To CTV — Thank you for shedding some light on my case of lyme disease. Multiply my case times 10,000 and one probably gets the number of Canadians infected anew each year. The problem with lyme disease is that once one gets ill, one spends all of the time and energy scrambling to find a doctor, a cause, a positive test, a treatment, a cure, not to mention the need for cash to finance all of these “non-sanctioned” endeavours. Any “extra” time and energy is spent fighting doctors, insurance companies, public health policies, governments. There is nothing left over for mounting a P.R. campaign. The result is that myriads of people with lyme disease are too sick to properly advocate for themselves and publicize the risk far and wide. This coupled with extremely weak public health and medical prevention, recognition and treatment, means that Canadians are ripe for the picking (or biting…).

Having said all of this, CTV W5 has begun with the first step. I urge W5 (and CTV in general) to dig even deeper. There are many tens of thousands of Canadians who are experiencing a wide range of lyme symptoms. Many do not know what is going on, and their doctors are not usually much help. I got a facebook email today from a man who saw the W5 show, and searched for me on facebook. He sent a desperate plea for help. He heard his symptoms described during the show. So far, no one has been able to identify what is wrong with him, nor help him. Although I didn’t mention it during the interviews with Paula Todd, there are others in my extended family who are ill with lyme disease… And many other friends, acquaintances and friends of friends are waging the same war. We don’t show up in the statistics and we feel powerless to advocate for ourselves – every attempt to do so is blocked by political indifference, medical indifference, media confusion about an extremely complex and multi-system illness, etc…
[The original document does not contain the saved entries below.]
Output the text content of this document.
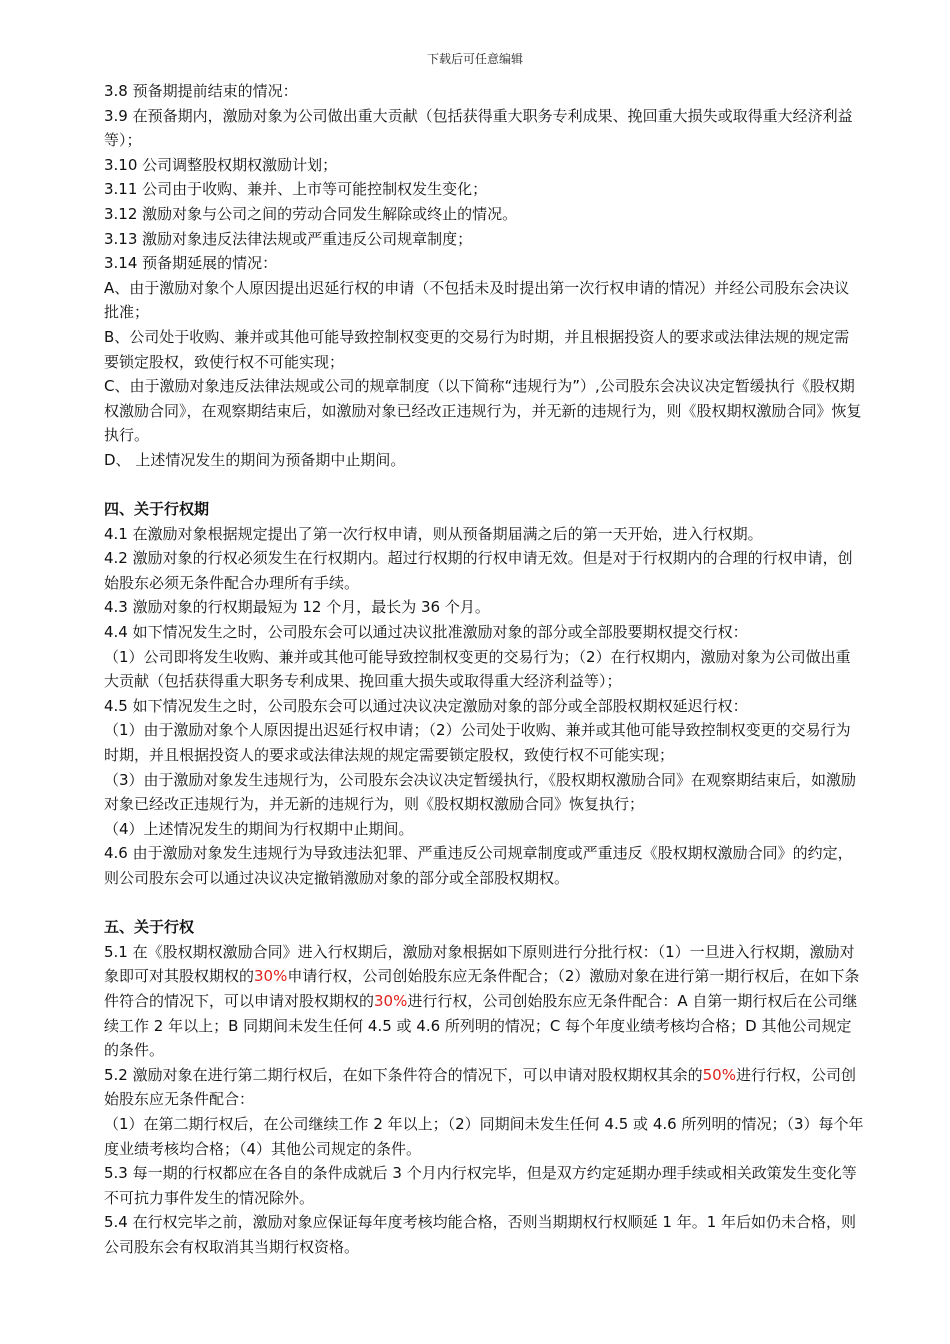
下载后可任意编辑

3.8 预备期提前结束的情况：

3.9 在预备期内，激励对象为公司做出重大贡献（包括获得重大职务专利成果、挽回重大损失或取得重大经济利益等）；

3.10 公司调整股权期权激励计划；

3.11 公司由于收购、兼并、上市等可能控制权发生变化；

3.12 激励对象与公司之间的劳动合同发生解除或终止的情况。

3.13 激励对象违反法律法规或严重违反公司规章制度；

3.14 预备期延展的情况：

A、由于激励对象个人原因提出迟延行权的申请（不包括未及时提出第一次行权申请的情况）并经公司股东会决议批准；

B、公司处于收购、兼并或其他可能导致控制权变更的交易行为时期，并且根据投资人的要求或法律法规的规定需要锁定股权，致使行权不可能实现；

C、由于激励对象违反法律法规或公司的规章制度（以下简称“违规行为”）,公司股东会决议决定暂缓执行《股权期权激励合同》，在观察期结束后，如激励对象已经改正违规行为，并无新的违规行为，则《股权期权激励合同》恢复执行。

D、 上述情况发生的期间为预备期中止期间。

四、关于行权期

4.1 在激励对象根据规定提出了第一次行权申请，则从预备期届满之后的第一天开始，进入行权期。

4.2 激励对象的行权必须发生在行权期内。超过行权期的行权申请无效。但是对于行权期内的合理的行权申请，创始股东必须无条件配合办理所有手续。

4.3 激励对象的行权期最短为 12 个月，最长为 36 个月。

4.4 如下情况发生之时，公司股东会可以通过决议批准激励对象的部分或全部股要期权提交行权：

（1）公司即将发生收购、兼并或其他可能导致控制权变更的交易行为；（2）在行权期内，激励对象为公司做出重大贡献（包括获得重大职务专利成果、挽回重大损失或取得重大经济利益等）；

4.5 如下情况发生之时，公司股东会可以通过决议决定激励对象的部分或全部股权期权延迟行权：

（1）由于激励对象个人原因提出迟延行权申请；（2）公司处于收购、兼并或其他可能导致控制权变更的交易行为时期，并且根据投资人的要求或法律法规的规定需要锁定股权，致使行权不可能实现；

（3）由于激励对象发生违规行为，公司股东会决议决定暂缓执行，《股权期权激励合同》在观察期结束后，如激励对象已经改正违规行为，并无新的违规行为，则《股权期权激励合同》恢复执行；

（4）上述情况发生的期间为行权期中止期间。

4.6 由于激励对象发生违规行为导致违法犯罪、严重违反公司规章制度或严重违反《股权期权激励合同》的约定，则公司股东会可以通过决议决定撤销激励对象的部分或全部股权期权。

五、关于行权

5.1 在《股权期权激励合同》进入行权期后，激励对象根据如下原则进行分批行权：（1）一旦进入行权期，激励对象即可对其股权期权的30%申请行权，公司创始股东应无条件配合；（2）激励对象在进行第一期行权后，在如下条件符合的情况下，可以申请对股权期权的30%进行行权，公司创始股东应无条件配合：A 自第一期行权后在公司继续工作 2 年以上；B 同期间未发生任何 4.5 或 4.6 所列明的情况；C 每个年度业绩考核均合格；D 其他公司规定的条件。

5.2 激励对象在进行第二期行权后，在如下条件符合的情况下，可以申请对股权期权其余的50%进行行权，公司创始股东应无条件配合：

（1）在第二期行权后，在公司继续工作 2 年以上；（2）同期间未发生任何 4.5 或 4.6 所列明的情况；（3）每个年度业绩考核均合格；（4）其他公司规定的条件。

5.3 每一期的行权都应在各自的条件成就后 3 个月内行权完毕，但是双方约定延期办理手续或相关政策发生变化等不可抗力事件发生的情况除外。

5.4 在行权完毕之前，激励对象应保证每年度考核均能合格，否则当期期权行权顺延 1 年。1 年后如仍未合格，则公司股东会有权取消其当期行权资格。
So… digging deeper would mean news shows on specific topics such as

1. Testing (why have they abandoned our two-tier testing regimen in Europe where lyme is generally dealt with swiftly and competently? what is the true evidence for and against the two-tier system? how would the statistics be affected if we moved to a more enlightened and honest test for lyme disease?)
2. PHAC (public health agency of Canada) and their role in lyme policies across the nation
3. How provincial health ministries are dropping the ball and what needs to be done to pick it up and run with it.
4. More stories from Canadians. Some are as sick as I am (or worse), but MANY look OK on the outside, but are barely functional and often not able to work.
5. Doctors – afraid to diagnose, treat, even mention lyme disease to a patient. And some get extremely angry when lyme is mentioned, as if the greatest medical quackery that has ever existed is being proposed by the patient.
6. Colleges of Physicians and Surgeons – they are enforcing an orthodoxy that doesn’t make sense, that has been proven wrong, that is harming Canadians, and results in the few doctors who do try to help being persecuted, harassed and even facing suspension and license removal.
7. Insurance Companies. Right now there is an open season on Canadians with lyme disease. Insurance companies use the uncertainties and controversies (as well as Canada’s adoption of IDSA-style guidelines which do not recognize chronic lyme disease) to deny claims to continue with life insurance, get necessary medical equipment through extended health policies, deny claims for Long Term Disability, etc…). I myself am having significant trouble getting a hospital bed (I have been bedridden for over 3 years), my life insurer tried to terminate my life insurance policy due to my lyme diagnosis and long term disability status, and my LTD insurer tried to paint me as a psychiatric case to force me back to work even when I was clearly unable to.
8. Tick surveillance – Canada generally has passive surveillance for lyme-infected ticks. There is no PROACTIVE scientific method for identifying densities of lyme-infected tick populations. As a result, public health agencies and health ministries have only a general idea where the risks are currently highest. And what about other disease-carrying vectors? Current research is indicating that ticks may not be the only carrier of lyme borrelia and other major co-infections.
9. ?

There is so much more here. Thank you so much for a good beginning. CTV…Please don’t stop there.